Ce sont Les Métamorphoses d'Ovide et le vers, Vita nostra brevis est, brevi finietur du Gaudeamu qui ont inspiré Marina et Sergueï Diatchenko pour l'écriture de ce cycle. Voici les deux fils d'Ariane sur lesquels les intrigues ont été bâties. En gardant cela en tête, l'immersion dans ce roman n'en est que plus aisée.
Avec ce livre, notre lecture est double car ce thème de la métamorphose exploité par les auteurs se manifeste à deux niveaux. En premier lieu, il s'illustre par la quête d'identité, qui accompagne de manière classique le passage de l'enfance à l'âge adulte -un élément récurrent en fantasy et dans la littérature young-adult. En l’occurrence, Sacha va devoir s'affranchir de sa mère pour exister par elle-même, et, à Torpa, elle est appelée à exercer sa toute nouvelle liberté. En second lieu, il prend la forme d'un élément surnaturel. Beaucoup de mystères planent en effet autour de l'école, particulièrement en ce qui concerne la matière dite "spécialité" que l'on y enseigne. Aucun élève ne comprend son intérêt et tous trouvent les exercices absurdes, voire irréalisables.
La génération Harry Potter s'attendra sans doute a être immergée dans une école dispensant des cours de magie. Finalement, ici il s'agit davantage d'une introspection intérieure conduisant l'élève à développer de nouvelles capacités, comme celle d'altérer le monde. A la lumière de ce fait, ce récit est à la fois surprenant et déconcertant.
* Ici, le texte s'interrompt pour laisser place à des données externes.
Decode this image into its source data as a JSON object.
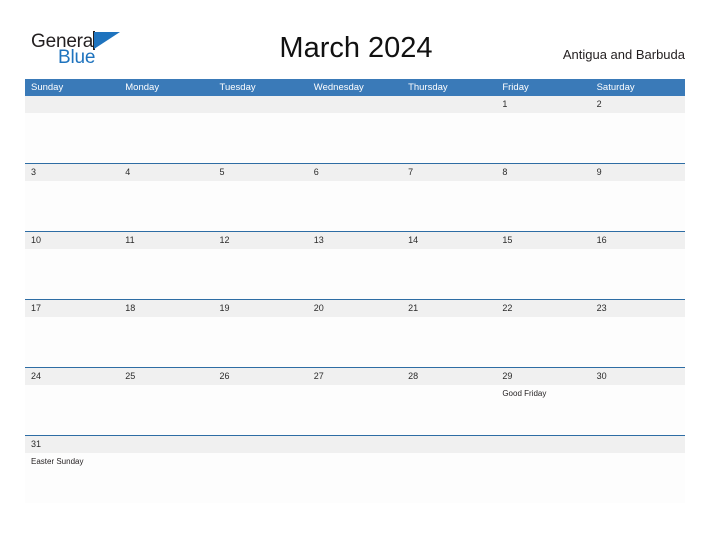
{
  "brand": {
    "name_part1": "General",
    "name_part2": "Blue",
    "flag_icon": "flag-triangle-icon",
    "colors": {
      "dark": "#231F20",
      "blue": "#1E73BE"
    }
  },
  "header": {
    "title": "March 2024",
    "country": "Antigua and Barbuda"
  },
  "theme": {
    "header_blue": "#3A7AB8",
    "row_divider_blue": "#2E6DA4",
    "number_band_gray": "#F0F0F0",
    "cell_white": "#FDFDFD",
    "text_dark": "#2B2B2B"
  },
  "calendar": {
    "day_headers": [
      "Sunday",
      "Monday",
      "Tuesday",
      "Wednesday",
      "Thursday",
      "Friday",
      "Saturday"
    ],
    "weeks": [
      {
        "days": [
          {
            "num": "",
            "events": []
          },
          {
            "num": "",
            "events": []
          },
          {
            "num": "",
            "events": []
          },
          {
            "num": "",
            "events": []
          },
          {
            "num": "",
            "events": []
          },
          {
            "num": "1",
            "events": []
          },
          {
            "num": "2",
            "events": []
          }
        ]
      },
      {
        "days": [
          {
            "num": "3",
            "events": []
          },
          {
            "num": "4",
            "events": []
          },
          {
            "num": "5",
            "events": []
          },
          {
            "num": "6",
            "events": []
          },
          {
            "num": "7",
            "events": []
          },
          {
            "num": "8",
            "events": []
          },
          {
            "num": "9",
            "events": []
          }
        ]
      },
      {
        "days": [
          {
            "num": "10",
            "events": []
          },
          {
            "num": "11",
            "events": []
          },
          {
            "num": "12",
            "events": []
          },
          {
            "num": "13",
            "events": []
          },
          {
            "num": "14",
            "events": []
          },
          {
            "num": "15",
            "events": []
          },
          {
            "num": "16",
            "events": []
          }
        ]
      },
      {
        "days": [
          {
            "num": "17",
            "events": []
          },
          {
            "num": "18",
            "events": []
          },
          {
            "num": "19",
            "events": []
          },
          {
            "num": "20",
            "events": []
          },
          {
            "num": "21",
            "events": []
          },
          {
            "num": "22",
            "events": []
          },
          {
            "num": "23",
            "events": []
          }
        ]
      },
      {
        "days": [
          {
            "num": "24",
            "events": []
          },
          {
            "num": "25",
            "events": []
          },
          {
            "num": "26",
            "events": []
          },
          {
            "num": "27",
            "events": []
          },
          {
            "num": "28",
            "events": []
          },
          {
            "num": "29",
            "events": [
              "Good Friday"
            ]
          },
          {
            "num": "30",
            "events": []
          }
        ]
      },
      {
        "days": [
          {
            "num": "31",
            "events": [
              "Easter Sunday"
            ]
          },
          {
            "num": "",
            "events": []
          },
          {
            "num": "",
            "events": []
          },
          {
            "num": "",
            "events": []
          },
          {
            "num": "",
            "events": []
          },
          {
            "num": "",
            "events": []
          },
          {
            "num": "",
            "events": []
          }
        ]
      }
    ]
  }
}
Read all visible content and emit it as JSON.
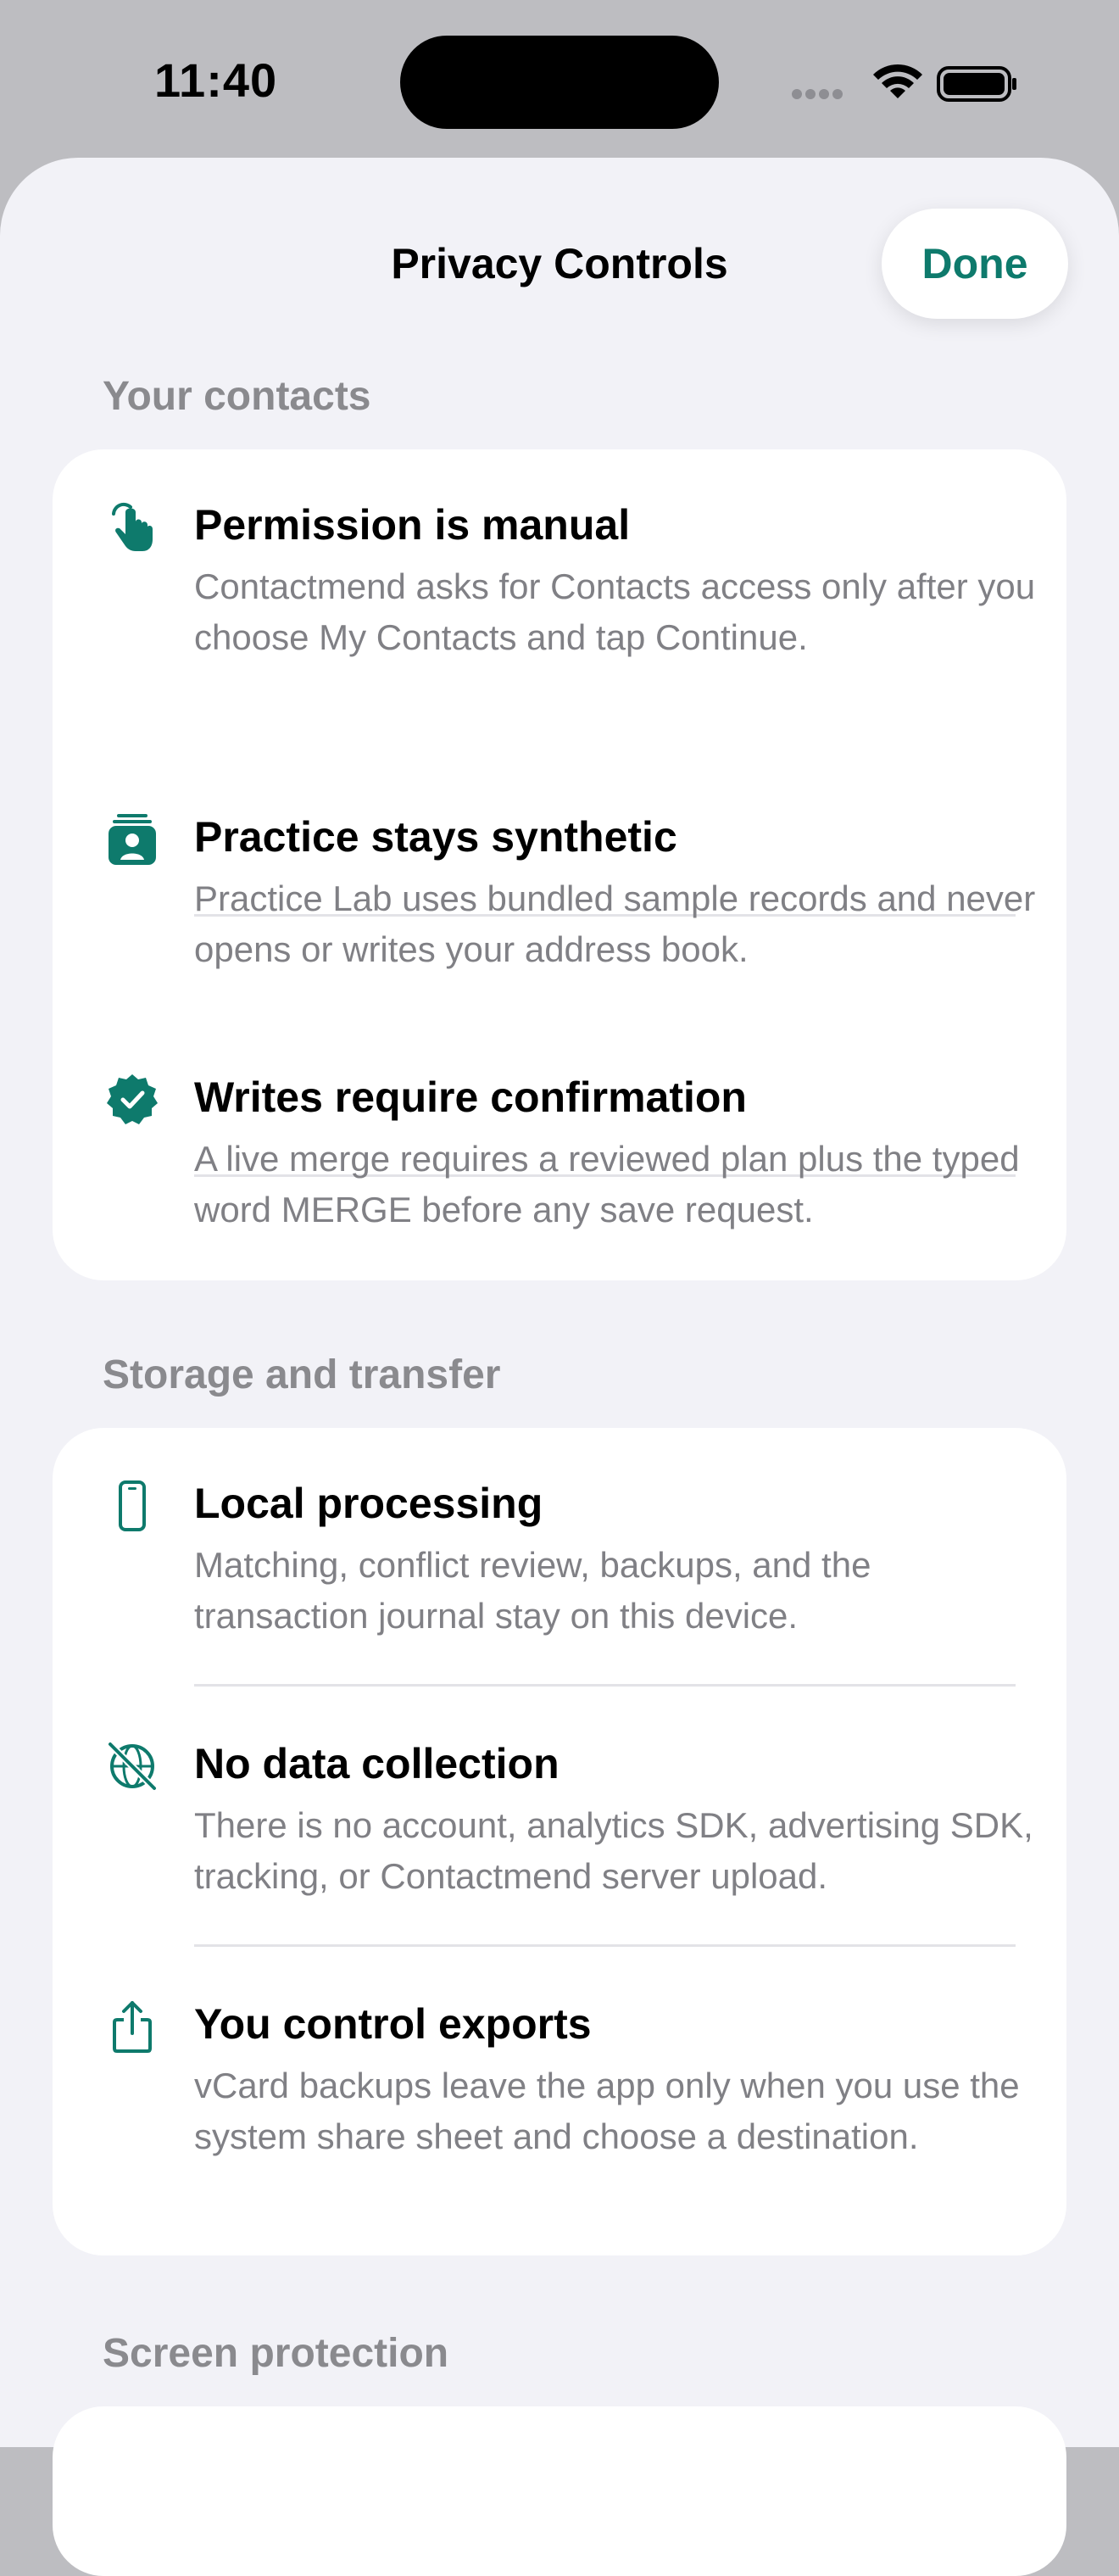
{
  "status_bar": {
    "time": "11:40"
  },
  "sheet": {
    "title": "Privacy Controls",
    "done_label": "Done"
  },
  "sections": [
    {
      "header": "Your contacts",
      "items": [
        {
          "icon": "hand-tap-icon",
          "title": "Permission is manual",
          "description": "Contactmend asks for Contacts access only after you choose My Contacts and tap Continue."
        },
        {
          "icon": "contact-card-icon",
          "title": "Practice stays synthetic",
          "description": "Practice Lab uses bundled sample records and never opens or writes your address book."
        },
        {
          "icon": "verified-seal-icon",
          "title": "Writes require confirmation",
          "description": "A live merge requires a reviewed plan plus the typed word MERGE before any save request."
        }
      ]
    },
    {
      "header": "Storage and transfer",
      "items": [
        {
          "icon": "phone-icon",
          "title": "Local processing",
          "description": "Matching, conflict review, backups, and the transaction journal stay on this device."
        },
        {
          "icon": "globe-slash-icon",
          "title": "No data collection",
          "description": "There is no account, analytics SDK, advertising SDK, tracking, or Contactmend server upload."
        },
        {
          "icon": "share-icon",
          "title": "You control exports",
          "description": "vCard backups leave the app only when you use the system share sheet and choose a destination."
        }
      ]
    },
    {
      "header": "Screen protection"
    }
  ],
  "colors": {
    "accent": "#0e7a6c",
    "secondary_text": "#808085",
    "section_header": "#8a8a8e",
    "sheet_background": "#f2f2f7"
  }
}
Les auteurs laissent planer le doute presque d'un bout à l'autre du livre, au point de nous faire nous interroger sur la place réelle de l'Imaginaire au sein de leur univers. Notion bien présente mais discrète, ce qui démontre aussi leur volonté d'ancrer le récit dans des problématiques de notre société. Car après tout, Sacha est animée des mêmes doutes et des mêmes interrogations qu'un adolescent lambda. Ainsi, elle doit accepter le remariage de sa mère, la naissance de son petit frère ou encore les relations difficiles avec les garçons. Finalement, les auteurs abordent tous les petits tracas de la vie, ce qui en fait un livre à la fois très actuel et hors du temps.
Bien écrit ce roman est une porte ouverte sur un imaginaire déroutant et plein de surprises.